Okay, one last recipe (for now) for pejerrey, then it’s time to give some other fish their due time in the spotlight, no? I can’t resist anything that purports to be a pizza, nature’s most perfect food. So when I saw that there’s a classic local dish called a pizza de pejerrey, I just couldn’t. Resist. I’ve never seen it on a menu, I’d be curious if anyone ever serves it. Then again, other than the pejerrey a la romana that I started this series of recipe posts with, I’ve never seen any of these on a menu – they seem to be classics from a bygone era. And online, this one is near non-existent, a Google search this morning yields up only 20 hits, but really just from 3 different sites, and they disagree on the recipe. I went with the one I found in an old cookbook, though I have to admit, on reviewing the online recipes, I might have been better served going with one of them….
Very simple dish with just a few ingredients – the pejerrey (I made a small pizza rather than a large one, I was solo in the house for the day, so you could just double or triple some of the quantities here), 1 tomato, 1 clove garlic, dried oregano, olive oil, 100 gm 0000 flour (cake/pastry flour), 250 ml milk, 1 egg, butter.
Butter your pizza mold well – I don’t have a small pizza mold, so this casserole dish was the perfect size for a single fish – it worked fine, though a pizza mold would have been easier to work with. Clean and fillet the fish and lay it skin side down in the mold (if you were doing a full pizza, I’d lay them around like spokes of a wheel), sprinkle with salt and freshly ground pepper.
Whisk together the flour, milk and egg until smooth and pour over the fish to a depth that’s just about double the thickness of the fish – the amount above turns out to be enough for a larger “pizza”, so if you’re making up to a medium sized pie, you probably don’t need to change the quantities on that. Slice the tomato and remove the seeds, place the slices around. Sprinkle with the oregano and chopped garlic, a little more salt and pepper, and then drizzle just a bit of good olive oil around.
Bake in a hot oven (200C/400F) for about 12-15 minutes until the pizza puffs up and gets a little golden crust on top.
You can see that this is more like a fritatta than it is a pizza, or “baked eggs”. That was sort of obvious from the ingredients when I got down to it, and the other couple of online recipes seem similar in that regard (one uses just eggs and flour, no milk, which likely comes out almost like a baked pasta – hard to tell without trying it).
And you can see that it has a nice layer of fish below, the tomatoes, garlic and herbs above, but the texture is almost like a thick custard – a savory clafouti came to mind.
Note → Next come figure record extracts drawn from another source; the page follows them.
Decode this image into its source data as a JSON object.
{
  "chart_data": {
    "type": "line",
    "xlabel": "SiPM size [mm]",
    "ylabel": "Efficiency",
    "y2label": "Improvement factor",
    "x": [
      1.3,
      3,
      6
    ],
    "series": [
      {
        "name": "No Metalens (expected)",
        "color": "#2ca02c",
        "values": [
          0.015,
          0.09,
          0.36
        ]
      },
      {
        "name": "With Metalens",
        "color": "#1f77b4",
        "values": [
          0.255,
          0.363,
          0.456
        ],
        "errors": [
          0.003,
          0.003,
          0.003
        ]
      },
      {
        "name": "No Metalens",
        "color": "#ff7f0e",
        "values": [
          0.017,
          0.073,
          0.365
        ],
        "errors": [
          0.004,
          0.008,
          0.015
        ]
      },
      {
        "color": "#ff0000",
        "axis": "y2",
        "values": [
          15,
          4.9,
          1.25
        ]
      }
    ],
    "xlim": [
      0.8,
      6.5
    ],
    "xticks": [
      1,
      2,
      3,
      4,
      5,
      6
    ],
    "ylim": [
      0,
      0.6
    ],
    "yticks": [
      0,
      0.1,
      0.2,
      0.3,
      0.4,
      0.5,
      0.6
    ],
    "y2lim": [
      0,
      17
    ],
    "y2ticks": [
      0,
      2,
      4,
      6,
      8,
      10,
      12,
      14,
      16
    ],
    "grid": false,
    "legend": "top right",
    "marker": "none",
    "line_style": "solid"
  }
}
It’s an interesting dish that I could see as a brunch offering. It’s clearly not a pizza by any stretch of the imagination. I thought the delicate flavor of the pejerrey was pretty much lost here, while personally I think I’d like it better with a stronger flavored fish, that may be the thought behind it since fish isn’t one of the most popular items in the Argentine cooking canon. But it did get me thinking about a fish topped pizza, something I’ve done before, though not with pejerrey.
Next up, what to do when life gives you a Palometa.
When we were on Pto Piramides on Peninsula Valdes we had a Mariscos Pizza at Estacion restaurant, one of the best pizzas I’ve ever had. A regular pizza with all sorts of fish and shell fish on it. Kind of like putting a mariscos cazuela on top of a pizza. Can’t remember amounts of cheese or sauce but certainly not much of either,
I love seafood pizzas, particularly with white sauce rather than red, though I like both. This just wasn’t a pizza by any stretch of the imagination.